The experimental environment is: Windows Server 2012R2 Intel (R) Xeon (TM) CPU E5-2650 @ 2.30GHz 2.30GHz with 32.0GB of RAM, MATLAB2014a and Python3.6 programming implementation.

###ECMP-RF uses the following dependencies:

  • MATLAB2014a
  • python 3.6
  • numpy
  • scipy
  • scikit-learn

###Guiding principles:

**The data contains training dataset and testing dataset.

**Feature extraction: AD is the implementation of autocorrelation descriptor. EBGW is the implementation of encoding based on grouped weight. PsePSSM is the implementation of pseudo position specific scoring matrix. PseAAC is the implementation of pseudo amino acid composition. LD is the implementation of local descriptor.

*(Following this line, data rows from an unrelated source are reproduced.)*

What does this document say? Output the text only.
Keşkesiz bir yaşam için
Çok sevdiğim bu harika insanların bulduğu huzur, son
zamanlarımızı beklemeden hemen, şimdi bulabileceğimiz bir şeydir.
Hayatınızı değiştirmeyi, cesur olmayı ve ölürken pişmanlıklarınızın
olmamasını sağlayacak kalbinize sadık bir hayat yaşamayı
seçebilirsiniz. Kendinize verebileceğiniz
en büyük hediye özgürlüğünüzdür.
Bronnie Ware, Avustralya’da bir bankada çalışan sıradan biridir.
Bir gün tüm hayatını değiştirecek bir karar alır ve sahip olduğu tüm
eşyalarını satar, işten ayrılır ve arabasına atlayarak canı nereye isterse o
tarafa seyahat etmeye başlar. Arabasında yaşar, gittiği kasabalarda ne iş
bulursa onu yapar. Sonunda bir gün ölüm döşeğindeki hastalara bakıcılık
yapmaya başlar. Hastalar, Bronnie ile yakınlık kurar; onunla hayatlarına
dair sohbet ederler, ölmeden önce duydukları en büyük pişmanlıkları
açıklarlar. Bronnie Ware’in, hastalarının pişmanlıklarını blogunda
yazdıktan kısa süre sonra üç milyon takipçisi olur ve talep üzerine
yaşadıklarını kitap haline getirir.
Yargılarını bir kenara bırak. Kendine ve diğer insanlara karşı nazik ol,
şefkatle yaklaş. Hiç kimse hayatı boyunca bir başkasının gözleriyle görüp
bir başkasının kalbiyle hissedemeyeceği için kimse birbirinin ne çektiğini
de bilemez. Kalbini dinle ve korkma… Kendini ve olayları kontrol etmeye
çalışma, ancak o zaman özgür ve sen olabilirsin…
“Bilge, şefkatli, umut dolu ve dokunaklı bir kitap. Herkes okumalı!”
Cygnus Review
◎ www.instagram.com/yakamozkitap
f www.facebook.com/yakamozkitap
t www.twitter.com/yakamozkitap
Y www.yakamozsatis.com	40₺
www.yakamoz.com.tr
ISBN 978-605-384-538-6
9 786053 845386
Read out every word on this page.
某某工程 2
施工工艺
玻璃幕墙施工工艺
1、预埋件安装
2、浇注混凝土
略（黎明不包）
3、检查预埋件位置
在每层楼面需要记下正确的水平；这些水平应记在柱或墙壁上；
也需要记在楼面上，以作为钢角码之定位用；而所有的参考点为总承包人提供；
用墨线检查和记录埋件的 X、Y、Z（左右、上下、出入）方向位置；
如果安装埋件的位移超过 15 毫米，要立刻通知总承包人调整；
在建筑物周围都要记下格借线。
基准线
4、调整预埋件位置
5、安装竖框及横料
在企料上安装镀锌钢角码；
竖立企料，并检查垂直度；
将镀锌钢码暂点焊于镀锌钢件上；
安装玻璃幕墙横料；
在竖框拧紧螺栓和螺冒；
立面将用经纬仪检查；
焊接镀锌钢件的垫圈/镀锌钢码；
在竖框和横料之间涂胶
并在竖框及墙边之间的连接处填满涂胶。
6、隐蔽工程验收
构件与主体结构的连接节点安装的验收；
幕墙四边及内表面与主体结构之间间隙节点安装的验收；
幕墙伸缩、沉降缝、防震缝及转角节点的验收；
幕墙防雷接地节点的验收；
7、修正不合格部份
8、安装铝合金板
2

**SMOTE: SMOTE_R_train_test.R is the implementation of SMOTE

** Feature selection: LOOCV_EN.py represents the elastic. LOOCV_KPCA.py represents KPCA. LOOCV_LASSO.py represents LASSO. LOOCV_PCA.py represents PCA. LOOCV_MI.py represents MI. LOOCV_LR_selection.py represents LR. LOOCV_FA.py represents FA.

** Classifier: LOOCV_AdaBoost.py is the implementation of AdaBoost. LOOCV_GBDT.py is the implementation of GBDT. LOOCV_LR.py is the implementation of LR. LOOCV_Naïve Bayes.py is the implementation of Naïve Bayes. LOOCV_RF.py is the implementation of RF. LOOCV_SVM.py is the implementation of SVM.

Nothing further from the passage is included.